When I was an undergrad in college, I was a philosophy minor. I spent countless hours debating ideas about things like free will. My final paper was a 60 page rebuttal to what I thought was a sloppy argument against free will. Now, it’s been more years since I wrote that than I care to admit – and I still keep seeing the same kind of sloppy arguments, that I argue are ultimately circular, because they’re hiding their conclusion in their premises.
There’s an argument against free will that I find pretty compelling. I don’t agree with it, but I do think that it’s a solid argument:
Everything in our experience of the universe ultimately comes down to physics. Every phenomenon that we can observe is, ultimately, the result of particles interacting according to basic physical laws. Thermodynamics is the ultimate, fundamental ruler of the universe: everything that we observe is a result of a thermodynamic process. There are no exceptions to that.

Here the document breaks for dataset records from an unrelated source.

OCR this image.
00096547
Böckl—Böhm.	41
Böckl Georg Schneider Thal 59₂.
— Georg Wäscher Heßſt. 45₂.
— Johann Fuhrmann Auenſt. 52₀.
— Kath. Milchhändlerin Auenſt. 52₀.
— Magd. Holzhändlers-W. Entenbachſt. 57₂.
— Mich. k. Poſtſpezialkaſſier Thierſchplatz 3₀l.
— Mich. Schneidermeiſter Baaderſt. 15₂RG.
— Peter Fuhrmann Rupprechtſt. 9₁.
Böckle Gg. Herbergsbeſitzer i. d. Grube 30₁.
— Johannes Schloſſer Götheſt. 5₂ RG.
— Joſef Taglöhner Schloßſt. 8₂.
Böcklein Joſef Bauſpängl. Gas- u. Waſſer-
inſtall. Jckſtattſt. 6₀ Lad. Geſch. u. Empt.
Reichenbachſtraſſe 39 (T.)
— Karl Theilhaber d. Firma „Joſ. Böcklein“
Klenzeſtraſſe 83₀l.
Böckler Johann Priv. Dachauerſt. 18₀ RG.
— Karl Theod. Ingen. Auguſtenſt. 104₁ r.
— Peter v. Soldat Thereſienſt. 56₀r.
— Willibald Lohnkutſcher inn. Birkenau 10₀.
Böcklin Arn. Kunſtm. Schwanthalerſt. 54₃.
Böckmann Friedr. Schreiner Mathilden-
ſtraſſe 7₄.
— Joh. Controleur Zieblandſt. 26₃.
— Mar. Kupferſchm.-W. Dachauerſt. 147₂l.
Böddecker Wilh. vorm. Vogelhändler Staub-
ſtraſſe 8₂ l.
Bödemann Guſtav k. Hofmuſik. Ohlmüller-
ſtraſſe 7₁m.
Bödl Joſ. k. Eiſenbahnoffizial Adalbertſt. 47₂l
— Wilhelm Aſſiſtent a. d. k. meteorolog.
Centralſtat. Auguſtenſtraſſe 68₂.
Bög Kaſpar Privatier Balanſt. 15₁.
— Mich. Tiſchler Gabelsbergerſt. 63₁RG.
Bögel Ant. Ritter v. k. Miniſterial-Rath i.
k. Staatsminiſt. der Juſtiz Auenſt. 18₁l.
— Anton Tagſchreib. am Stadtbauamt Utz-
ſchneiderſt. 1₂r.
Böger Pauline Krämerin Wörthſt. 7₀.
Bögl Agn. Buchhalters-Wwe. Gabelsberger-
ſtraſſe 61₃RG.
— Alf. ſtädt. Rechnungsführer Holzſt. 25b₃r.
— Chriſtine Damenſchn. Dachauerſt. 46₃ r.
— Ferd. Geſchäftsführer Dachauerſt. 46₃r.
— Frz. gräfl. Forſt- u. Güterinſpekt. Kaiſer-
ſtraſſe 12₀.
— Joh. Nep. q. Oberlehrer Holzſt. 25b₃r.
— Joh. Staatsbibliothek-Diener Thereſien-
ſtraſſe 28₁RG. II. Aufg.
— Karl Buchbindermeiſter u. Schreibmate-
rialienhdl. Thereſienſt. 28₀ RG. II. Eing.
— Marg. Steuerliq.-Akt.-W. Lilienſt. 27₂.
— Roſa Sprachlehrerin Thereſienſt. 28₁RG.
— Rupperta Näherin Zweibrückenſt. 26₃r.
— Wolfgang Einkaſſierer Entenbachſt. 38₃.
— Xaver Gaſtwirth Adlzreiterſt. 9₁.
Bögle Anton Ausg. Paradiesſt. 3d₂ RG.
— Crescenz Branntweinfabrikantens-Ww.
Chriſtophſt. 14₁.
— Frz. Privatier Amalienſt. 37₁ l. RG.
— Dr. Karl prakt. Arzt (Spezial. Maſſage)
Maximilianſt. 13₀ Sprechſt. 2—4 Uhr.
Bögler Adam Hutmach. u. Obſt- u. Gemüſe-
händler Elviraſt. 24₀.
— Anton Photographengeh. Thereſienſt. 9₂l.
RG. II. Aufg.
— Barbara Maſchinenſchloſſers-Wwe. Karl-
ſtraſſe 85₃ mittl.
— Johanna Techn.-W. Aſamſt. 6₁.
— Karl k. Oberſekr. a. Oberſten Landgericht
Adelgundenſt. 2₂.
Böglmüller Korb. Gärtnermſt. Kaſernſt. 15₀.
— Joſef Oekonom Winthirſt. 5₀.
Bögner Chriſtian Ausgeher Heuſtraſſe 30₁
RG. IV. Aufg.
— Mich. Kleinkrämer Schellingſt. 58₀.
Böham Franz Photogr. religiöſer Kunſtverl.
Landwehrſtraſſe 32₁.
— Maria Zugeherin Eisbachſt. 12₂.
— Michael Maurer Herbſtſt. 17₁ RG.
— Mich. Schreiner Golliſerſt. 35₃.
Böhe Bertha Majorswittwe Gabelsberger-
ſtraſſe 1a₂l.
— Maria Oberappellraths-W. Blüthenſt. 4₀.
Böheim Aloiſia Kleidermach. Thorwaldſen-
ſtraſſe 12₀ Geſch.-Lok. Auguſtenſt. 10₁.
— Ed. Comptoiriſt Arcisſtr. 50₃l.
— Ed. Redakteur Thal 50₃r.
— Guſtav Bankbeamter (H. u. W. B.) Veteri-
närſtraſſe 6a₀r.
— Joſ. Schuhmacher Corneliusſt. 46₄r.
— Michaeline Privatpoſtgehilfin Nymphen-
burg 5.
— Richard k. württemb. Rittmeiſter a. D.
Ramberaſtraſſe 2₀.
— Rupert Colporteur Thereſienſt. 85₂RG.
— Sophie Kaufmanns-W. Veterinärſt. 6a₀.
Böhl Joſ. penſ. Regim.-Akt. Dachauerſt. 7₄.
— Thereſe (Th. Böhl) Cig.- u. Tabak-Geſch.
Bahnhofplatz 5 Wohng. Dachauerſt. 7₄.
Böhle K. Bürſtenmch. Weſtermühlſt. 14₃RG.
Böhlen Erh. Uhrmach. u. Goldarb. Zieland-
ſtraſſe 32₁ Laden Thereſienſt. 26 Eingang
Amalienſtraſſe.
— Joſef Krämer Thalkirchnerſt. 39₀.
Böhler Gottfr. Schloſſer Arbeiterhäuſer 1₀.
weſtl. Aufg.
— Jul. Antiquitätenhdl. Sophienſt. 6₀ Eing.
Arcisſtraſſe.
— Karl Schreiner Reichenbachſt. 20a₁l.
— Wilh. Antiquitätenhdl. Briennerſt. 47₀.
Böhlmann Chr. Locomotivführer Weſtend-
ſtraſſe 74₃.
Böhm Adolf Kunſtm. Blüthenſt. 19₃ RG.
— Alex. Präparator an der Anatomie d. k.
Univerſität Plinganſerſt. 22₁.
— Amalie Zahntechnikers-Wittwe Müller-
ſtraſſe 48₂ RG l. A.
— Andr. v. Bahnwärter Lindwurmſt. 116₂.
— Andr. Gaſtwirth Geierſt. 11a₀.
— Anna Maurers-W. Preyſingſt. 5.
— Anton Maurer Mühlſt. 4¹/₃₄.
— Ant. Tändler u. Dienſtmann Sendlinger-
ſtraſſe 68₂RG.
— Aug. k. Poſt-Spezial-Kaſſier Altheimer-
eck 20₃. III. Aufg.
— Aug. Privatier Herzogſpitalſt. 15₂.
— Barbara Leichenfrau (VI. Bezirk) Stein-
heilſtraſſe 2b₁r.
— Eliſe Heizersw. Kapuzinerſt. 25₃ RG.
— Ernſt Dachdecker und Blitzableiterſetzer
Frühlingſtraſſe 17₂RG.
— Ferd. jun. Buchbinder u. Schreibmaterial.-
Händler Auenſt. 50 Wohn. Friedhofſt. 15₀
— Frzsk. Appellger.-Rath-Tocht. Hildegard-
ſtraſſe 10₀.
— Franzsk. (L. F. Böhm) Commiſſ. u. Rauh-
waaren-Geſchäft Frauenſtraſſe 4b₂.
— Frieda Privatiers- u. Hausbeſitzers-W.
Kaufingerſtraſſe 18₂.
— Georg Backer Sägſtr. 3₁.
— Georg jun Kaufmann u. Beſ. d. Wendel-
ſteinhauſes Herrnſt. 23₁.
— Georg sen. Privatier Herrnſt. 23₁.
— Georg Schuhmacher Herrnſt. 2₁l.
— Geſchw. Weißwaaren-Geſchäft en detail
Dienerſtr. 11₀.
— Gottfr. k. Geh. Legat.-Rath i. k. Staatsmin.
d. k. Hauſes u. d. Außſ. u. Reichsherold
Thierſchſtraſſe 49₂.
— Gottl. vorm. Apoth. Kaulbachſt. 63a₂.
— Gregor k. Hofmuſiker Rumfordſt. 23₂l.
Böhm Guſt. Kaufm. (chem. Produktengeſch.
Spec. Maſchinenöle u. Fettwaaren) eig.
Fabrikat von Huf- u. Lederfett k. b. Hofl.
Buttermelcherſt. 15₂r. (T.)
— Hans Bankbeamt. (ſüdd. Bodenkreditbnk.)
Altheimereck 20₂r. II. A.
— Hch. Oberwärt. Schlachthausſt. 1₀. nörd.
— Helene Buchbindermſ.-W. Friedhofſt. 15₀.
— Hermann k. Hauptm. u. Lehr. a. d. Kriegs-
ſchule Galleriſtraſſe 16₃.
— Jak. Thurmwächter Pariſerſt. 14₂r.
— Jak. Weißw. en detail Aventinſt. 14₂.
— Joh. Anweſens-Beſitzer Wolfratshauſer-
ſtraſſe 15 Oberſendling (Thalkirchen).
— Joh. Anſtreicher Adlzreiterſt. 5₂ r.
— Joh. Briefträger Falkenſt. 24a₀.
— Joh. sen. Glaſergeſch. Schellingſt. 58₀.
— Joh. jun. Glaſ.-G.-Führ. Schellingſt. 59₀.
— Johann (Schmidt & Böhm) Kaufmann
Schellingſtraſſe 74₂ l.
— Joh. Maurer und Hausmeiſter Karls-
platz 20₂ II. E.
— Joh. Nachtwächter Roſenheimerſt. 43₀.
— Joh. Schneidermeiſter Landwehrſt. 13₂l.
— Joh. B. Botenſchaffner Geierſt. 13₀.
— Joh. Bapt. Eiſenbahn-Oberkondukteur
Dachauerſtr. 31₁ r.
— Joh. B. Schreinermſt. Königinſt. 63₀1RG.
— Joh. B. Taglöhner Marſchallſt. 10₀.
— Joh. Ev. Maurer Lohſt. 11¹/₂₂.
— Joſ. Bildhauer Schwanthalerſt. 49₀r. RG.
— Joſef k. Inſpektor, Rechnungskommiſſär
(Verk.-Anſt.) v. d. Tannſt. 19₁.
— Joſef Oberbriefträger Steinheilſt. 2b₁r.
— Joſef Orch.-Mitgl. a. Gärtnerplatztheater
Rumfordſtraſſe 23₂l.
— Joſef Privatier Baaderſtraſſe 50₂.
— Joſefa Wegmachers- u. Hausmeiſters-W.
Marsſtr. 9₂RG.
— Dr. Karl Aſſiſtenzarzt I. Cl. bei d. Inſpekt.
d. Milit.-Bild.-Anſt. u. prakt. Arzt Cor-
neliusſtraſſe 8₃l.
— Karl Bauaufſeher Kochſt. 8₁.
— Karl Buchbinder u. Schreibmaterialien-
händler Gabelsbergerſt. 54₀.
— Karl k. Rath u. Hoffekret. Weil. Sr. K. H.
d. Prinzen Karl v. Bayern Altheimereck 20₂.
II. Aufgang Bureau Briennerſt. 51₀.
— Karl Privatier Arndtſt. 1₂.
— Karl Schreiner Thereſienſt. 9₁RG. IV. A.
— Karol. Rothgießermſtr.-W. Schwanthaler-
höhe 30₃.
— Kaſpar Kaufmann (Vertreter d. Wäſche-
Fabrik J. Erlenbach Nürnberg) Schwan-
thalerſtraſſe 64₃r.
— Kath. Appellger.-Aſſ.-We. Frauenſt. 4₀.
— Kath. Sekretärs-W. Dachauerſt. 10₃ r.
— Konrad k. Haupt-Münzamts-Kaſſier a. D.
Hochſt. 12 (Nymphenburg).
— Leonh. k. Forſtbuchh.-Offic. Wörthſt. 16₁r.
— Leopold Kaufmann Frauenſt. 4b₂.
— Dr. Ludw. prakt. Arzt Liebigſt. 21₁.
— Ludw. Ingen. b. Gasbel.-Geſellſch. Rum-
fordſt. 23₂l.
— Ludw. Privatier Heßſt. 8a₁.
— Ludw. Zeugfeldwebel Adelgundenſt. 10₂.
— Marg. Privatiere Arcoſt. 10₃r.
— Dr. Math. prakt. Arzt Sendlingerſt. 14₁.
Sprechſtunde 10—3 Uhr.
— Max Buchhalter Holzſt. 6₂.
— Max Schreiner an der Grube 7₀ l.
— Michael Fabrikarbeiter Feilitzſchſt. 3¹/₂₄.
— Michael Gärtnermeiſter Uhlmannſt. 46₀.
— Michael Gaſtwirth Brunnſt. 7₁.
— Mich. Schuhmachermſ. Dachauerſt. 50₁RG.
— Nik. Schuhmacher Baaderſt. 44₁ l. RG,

Our brain is just another physical device. It’s another complex system made of an astonishing number of tiny particles, interacting in amazingly complicated ways. But ultimately, it’s particles interacting the way that particles interact. Our behavior is an emergent phenomenon, but ultimately, we don’t have any ability to make choice, because there’s no mechanism that allows us free choice. Our choice is determined by the physical interactions, and our consciousness of those results is just a side-effect of that.
If you want to argue that free will doesn’t exist, that argument is rock solid.
But for some reason, people constantly come up with other arguments – in fact, much weaker arguments that come from what I call sloppy dualism. Dualism is the philosophical position that says that a conscious being has two different parts: a physical part, and a non-physical part. In classical terms, you’ve got a body which is physical, and a mind/soul which is non-physical.
In this kind of argument, you rely on that implicit assumption of dualism, essentially asserting that whatever physical process we can observe isn’t really you, and that therefore by observing any physical process of decision-making, you infer that you didn’t really make the decision.
For example…
And indeed, this is starting to happen. As the early results of scientific brain experiments are showing, our minds appear to be making decisions before we’re actually aware of them — and at times by a significant degree. It’s a disturbing observation that has led some neuroscientists to conclude that we’re less in control of our choices than we think — at least as far as some basic movements and tasks are concerned.
This is something that I’ve seen a lot lately: when you do things like functional MRI, you can find that our brains settled on a decision before we consciously became aware of making the choice.
Why do I call it sloppy dualism? Because it’s based on the idea that somehow the piece of our brain that makes the decision is different from the part of our brain that is our consciousness.
If our brain is our mind, then everything that’s going on in our brain is part of our mind. Taking a piece of our brain, saying “Whoops, that piece of your brain isn’t you, so when it made the decision, it was deciding for you instead of it being you deciding.
By starting with the assumption that the physical process of decision-making we can observe is something different from your conscious choice of the decision, this kind of argument is building the conclusion into the premises.
If you don’t start with the assumption of sloppy dualism, then this whole argument says nothing. If we don’t separate our brain from our mind, then this whole experiment says nothing about the question of free will. It says a lot of very interesting things about how our brain works: it shows that there are multiple levels to our minds, and that we can observe those different levels in how our brains function. That’s a fascinating thing to know! But does it say anything about whether we can really make choices? No.